Cuando los niños y las niñas en su infancia reciben malos tratos o tratos inadecuados por parte de sus cuidadores principales se sienten culpables por ello. Cuando esto ocurre se enciende y se pone en marcha todo un sistema de ex-culpar al/la responsable del maltrato y culpar al afectado o a la afectado (es decir, al niño o a la niña). Y esto lo hace el propio cerebro del niño/a, porque es una cuestión de supervivencia: El niño/a depende de sus cuidadores principales para sobrevivir, y desde esta premisa pensar que el que le tiene que proteger le pone en peligro es demasiado amenazante para la supervivencia. Por eso, es más adaptativo (en este periodo de la infancia-adolescencia) pensar y sentir que "yo soy el culpable"; "hay algo malo en mí"; "soy inadecuado"; "soy mala persona"; "no merezco ser amado", por eso me maltrata, por eso no me ofrece el afecto que necesito, por eso me ignora, por eso me chilla, por eso me desprecia, por eso no se siente orgulloso" de mi, etc. Todo se excusa a través de este mecanismo.

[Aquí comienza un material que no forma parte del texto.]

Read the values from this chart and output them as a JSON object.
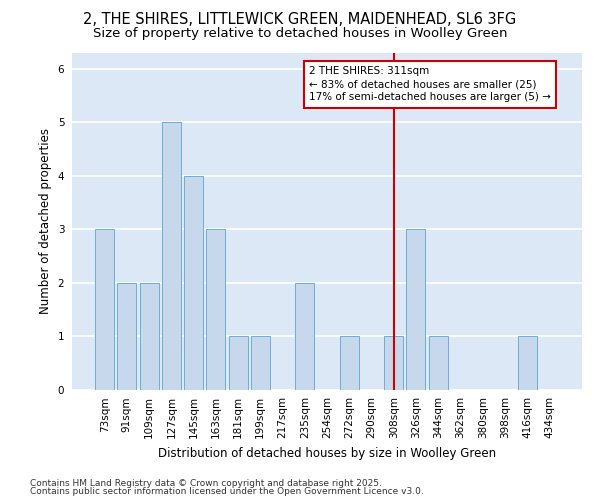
{
  "title_line1": "2, THE SHIRES, LITTLEWICK GREEN, MAIDENHEAD, SL6 3FG",
  "title_line2": "Size of property relative to detached houses in Woolley Green",
  "xlabel": "Distribution of detached houses by size in Woolley Green",
  "ylabel": "Number of detached properties",
  "categories": [
    "73sqm",
    "91sqm",
    "109sqm",
    "127sqm",
    "145sqm",
    "163sqm",
    "181sqm",
    "199sqm",
    "217sqm",
    "235sqm",
    "254sqm",
    "272sqm",
    "290sqm",
    "308sqm",
    "326sqm",
    "344sqm",
    "362sqm",
    "380sqm",
    "398sqm",
    "416sqm",
    "434sqm"
  ],
  "values": [
    3,
    2,
    2,
    5,
    4,
    3,
    1,
    1,
    0,
    2,
    0,
    1,
    0,
    1,
    3,
    1,
    0,
    0,
    0,
    1,
    0
  ],
  "bar_color": "#c8d8ec",
  "bar_edgecolor": "#6baed6",
  "ylim": [
    0,
    6.3
  ],
  "yticks": [
    0,
    1,
    2,
    3,
    4,
    5,
    6
  ],
  "vline_x_index": 13,
  "vline_color": "#cc0000",
  "annotation_title": "2 THE SHIRES: 311sqm",
  "annotation_line2": "← 83% of detached houses are smaller (25)",
  "annotation_line3": "17% of semi-detached houses are larger (5) →",
  "annotation_box_color": "#cc0000",
  "footer_line1": "Contains HM Land Registry data © Crown copyright and database right 2025.",
  "footer_line2": "Contains public sector information licensed under the Open Government Licence v3.0.",
  "fig_background": "#ffffff",
  "plot_background": "#dce8f5",
  "grid_color": "#ffffff",
  "title_fontsize": 10.5,
  "subtitle_fontsize": 9.5,
  "axis_label_fontsize": 8.5,
  "tick_fontsize": 7.5,
  "annotation_fontsize": 7.5,
  "footer_fontsize": 6.5
}
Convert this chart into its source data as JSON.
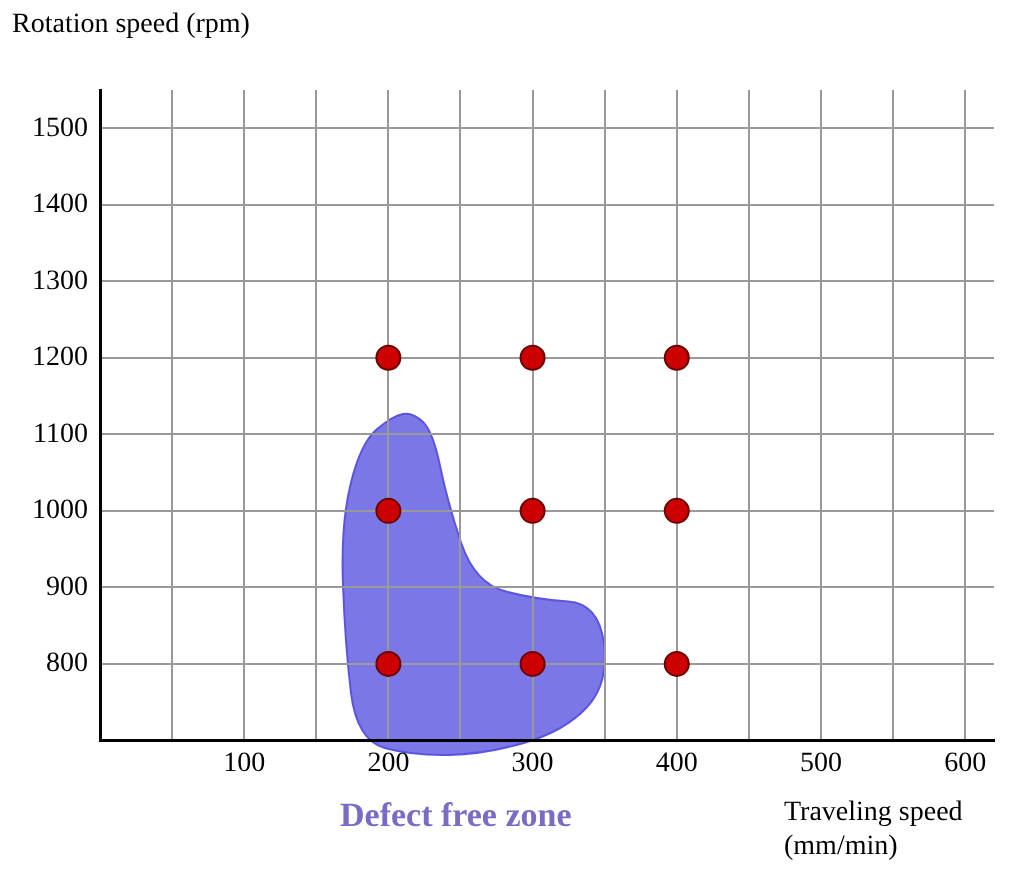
{
  "chart_data": {
    "type": "scatter",
    "xlabel": "Traveling speed (mm/min)",
    "ylabel": "Rotation speed (rpm)",
    "x": [
      200,
      200,
      200,
      300,
      300,
      300,
      400,
      400,
      400
    ],
    "values": [
      800,
      1000,
      1200,
      800,
      1000,
      1200,
      800,
      1000,
      1200
    ],
    "color": "#cc0000",
    "marker": "circle",
    "xlim": [
      0,
      620
    ],
    "ylim": [
      700,
      1550
    ],
    "xticks": [
      {
        "value": 50,
        "label": null
      },
      100,
      {
        "value": 150,
        "label": null
      },
      200,
      {
        "value": 250,
        "label": null
      },
      300,
      {
        "value": 350,
        "label": null
      },
      400,
      {
        "value": 450,
        "label": null
      },
      500,
      {
        "value": 550,
        "label": null
      },
      600
    ],
    "yticks": [
      800,
      900,
      1000,
      1100,
      1200,
      1300,
      1400,
      1500
    ],
    "grid": true,
    "legend": false,
    "annotations": [
      "Defect free zone"
    ]
  }
}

El problema es que esta creencia negativa que ayuda a no sentirse tan amenazado en la época de la infancia, se impregna en el organismo y se engancha, tanto que no solamente te llegas a creer que "hay algo malo en ti" o que "eres terrible" sino que lo sientes de verdad. Y ese sentir aumenta la validez de la creencia y se retroalimenta mutuamente. Y aunque llegue un momento de tu vida que ya no dependas de esas personas para sobrevivir el cerebro sigue con este mismo sistema de procesamiento, hasta el día que se ponga consciencia y se empieza a cuestionar.


Por ello, una parte indispensable del proceso terapéutico con niños/as, adolescentes, adultos que han sido afectados/as por experiencias traumáticas en su infancia o que no han recibido los buenos tratos suficientes para sentirse aceptados/as y amados/as por lo que son, es pasar del estadio de sentirse culpable (con todo lo que ello implica) a sentirse afectado/a por las experiencias que han vivido. Cuando se transita de culpable a afectado/a puedes empezar a pensar desde otro lugar: puedes empezar a darte cuenta de cómo esto te afectó, de que tu no eras lo que te dijeron, de que tu no merecías ese trato, de que no era proporcional el trato recibido con tus comportamientos, que no había nada malo en ti, sino que era la otra o otras personas que tenían problemas, etc. Y no solamente puedes empezar a ver lo que te ocurrió desde otra perspectiva, sino que puedes empezar a sentir el dolor que esas vivencias te produjeron, algo indispensable para transformar las creencias negativas de tu persona y para empezar a contarte una historia que se ajuste más con tus vivencias internas; y para muchas otras cosas más... es el inicio del proceso de transformación personal.